The idea of being seen as a foreigner is also not lost on Diggins, who has two children — 13-year-old Anwar and 10-year-old Amaya. Trump's since-halted seven-country travel ban confused her kids, and that was emotional for her.

"You get used to there being this negative connotation, but it seems to be, ummm, increasing," Diggins said, growing more emotional by the moment. "You want children to have a sense of belonging in the country that they're from."

"And kids are just kids ... they have no sense of knowing what's going on across the ocean or what's going on in somebody's deep thoughts that may want to do something because they have this warped vision of power," she said.

Diggins said she is, however, encouraged by the level of support that Muslims have received from around the country. After years of harassment, she said, it's a welcome change.

"I was completely shocked because I grew up with people saying, 'Go back to effing Iran.' Somebody yelled that to me when I was 17. And you're seeing people be like, 'Hold on a second. Enough is enough. Y'all have messed with these people for too long, and enough is enough."

Diggins will continue to homeschool her two kids. She will also help Amaya, who has inherited her parents' entrepreneurial spirit, build her business — Hijabi Fits — which makes and sells hijabs for young Muslim girls.

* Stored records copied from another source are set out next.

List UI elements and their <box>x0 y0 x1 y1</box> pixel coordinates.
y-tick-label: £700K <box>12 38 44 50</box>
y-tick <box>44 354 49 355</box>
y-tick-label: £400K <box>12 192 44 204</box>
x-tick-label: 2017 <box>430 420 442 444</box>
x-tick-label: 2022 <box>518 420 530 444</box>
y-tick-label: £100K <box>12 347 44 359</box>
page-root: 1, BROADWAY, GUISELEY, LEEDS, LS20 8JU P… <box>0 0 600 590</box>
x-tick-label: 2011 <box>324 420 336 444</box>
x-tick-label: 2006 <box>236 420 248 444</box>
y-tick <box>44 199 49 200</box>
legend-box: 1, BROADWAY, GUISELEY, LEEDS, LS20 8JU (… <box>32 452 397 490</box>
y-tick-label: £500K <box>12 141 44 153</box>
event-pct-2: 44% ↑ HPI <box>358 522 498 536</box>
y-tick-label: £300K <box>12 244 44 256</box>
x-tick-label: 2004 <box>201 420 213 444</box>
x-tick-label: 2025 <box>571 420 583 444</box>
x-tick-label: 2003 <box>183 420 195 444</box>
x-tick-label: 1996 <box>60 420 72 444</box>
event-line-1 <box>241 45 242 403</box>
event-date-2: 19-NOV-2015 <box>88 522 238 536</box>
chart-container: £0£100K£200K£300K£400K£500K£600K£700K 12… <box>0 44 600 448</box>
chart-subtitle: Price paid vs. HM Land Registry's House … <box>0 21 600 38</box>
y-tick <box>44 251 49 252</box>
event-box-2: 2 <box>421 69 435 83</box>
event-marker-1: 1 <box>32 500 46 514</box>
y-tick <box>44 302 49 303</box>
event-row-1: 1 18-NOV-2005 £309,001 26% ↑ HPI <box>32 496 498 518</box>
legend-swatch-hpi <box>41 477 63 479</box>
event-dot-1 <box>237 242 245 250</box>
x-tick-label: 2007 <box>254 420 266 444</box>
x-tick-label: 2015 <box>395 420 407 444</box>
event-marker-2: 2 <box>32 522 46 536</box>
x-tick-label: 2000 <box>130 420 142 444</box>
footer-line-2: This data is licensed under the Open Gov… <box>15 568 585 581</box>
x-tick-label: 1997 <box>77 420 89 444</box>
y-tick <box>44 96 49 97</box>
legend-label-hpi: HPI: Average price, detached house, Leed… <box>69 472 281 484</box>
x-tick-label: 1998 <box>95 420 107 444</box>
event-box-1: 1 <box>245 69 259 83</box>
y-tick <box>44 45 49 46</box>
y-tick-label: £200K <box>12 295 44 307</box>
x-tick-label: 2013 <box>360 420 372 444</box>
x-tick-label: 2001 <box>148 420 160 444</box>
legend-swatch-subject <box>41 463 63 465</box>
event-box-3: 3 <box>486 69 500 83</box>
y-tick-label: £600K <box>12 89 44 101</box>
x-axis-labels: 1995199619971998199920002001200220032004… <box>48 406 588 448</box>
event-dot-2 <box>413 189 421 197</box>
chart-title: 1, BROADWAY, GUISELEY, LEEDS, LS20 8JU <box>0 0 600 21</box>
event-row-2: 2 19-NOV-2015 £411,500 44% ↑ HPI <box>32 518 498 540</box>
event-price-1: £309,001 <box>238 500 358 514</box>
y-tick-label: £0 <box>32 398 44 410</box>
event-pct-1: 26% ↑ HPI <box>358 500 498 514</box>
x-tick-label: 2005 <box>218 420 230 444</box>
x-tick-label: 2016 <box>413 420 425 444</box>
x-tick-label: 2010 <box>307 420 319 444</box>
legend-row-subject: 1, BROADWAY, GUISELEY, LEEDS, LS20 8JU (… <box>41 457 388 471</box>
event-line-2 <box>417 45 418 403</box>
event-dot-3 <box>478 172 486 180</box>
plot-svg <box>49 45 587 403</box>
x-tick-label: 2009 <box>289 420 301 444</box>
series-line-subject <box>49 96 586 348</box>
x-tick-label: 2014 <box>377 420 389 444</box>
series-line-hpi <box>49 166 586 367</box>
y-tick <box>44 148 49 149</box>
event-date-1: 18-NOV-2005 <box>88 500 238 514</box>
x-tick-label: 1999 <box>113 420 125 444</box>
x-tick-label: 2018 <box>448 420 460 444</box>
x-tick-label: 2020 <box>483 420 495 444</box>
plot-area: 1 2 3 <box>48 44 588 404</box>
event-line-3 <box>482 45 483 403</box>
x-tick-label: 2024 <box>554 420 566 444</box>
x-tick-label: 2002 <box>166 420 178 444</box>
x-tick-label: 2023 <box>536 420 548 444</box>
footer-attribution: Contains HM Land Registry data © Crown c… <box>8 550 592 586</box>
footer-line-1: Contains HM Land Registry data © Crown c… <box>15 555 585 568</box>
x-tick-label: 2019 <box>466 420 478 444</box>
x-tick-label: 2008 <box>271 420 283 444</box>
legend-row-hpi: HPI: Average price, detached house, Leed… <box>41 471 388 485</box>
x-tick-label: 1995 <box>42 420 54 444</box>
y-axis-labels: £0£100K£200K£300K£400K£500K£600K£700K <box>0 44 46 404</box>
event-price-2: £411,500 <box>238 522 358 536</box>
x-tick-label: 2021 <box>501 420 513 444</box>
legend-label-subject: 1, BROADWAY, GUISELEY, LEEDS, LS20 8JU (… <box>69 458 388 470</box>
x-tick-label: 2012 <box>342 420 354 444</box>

"She had the idea of starting a hijab head covering line for teens and tweens because most of the scarves that were for adults were too large for a 10-year-old or an 11- or 12-year-old," Diggins said, noting that her daughter came up with the idea while attending Ali's funeral in Kentucky last year. "So when she came to me a few months ago, I said 'That's a good idea.'"

She has noticed a sea change in attitudes, spurred by the new administration, in which the concerns of minorities are finally being taken seriously.

"So you have this understanding, not just of Muslims, but of African-Americans and we're not always 'whining' about what's going on. That the struggle often happens at kindergarten and preschool, that there's a bias sometimes in this country toward our children," she said. "We're not just whining. It's real."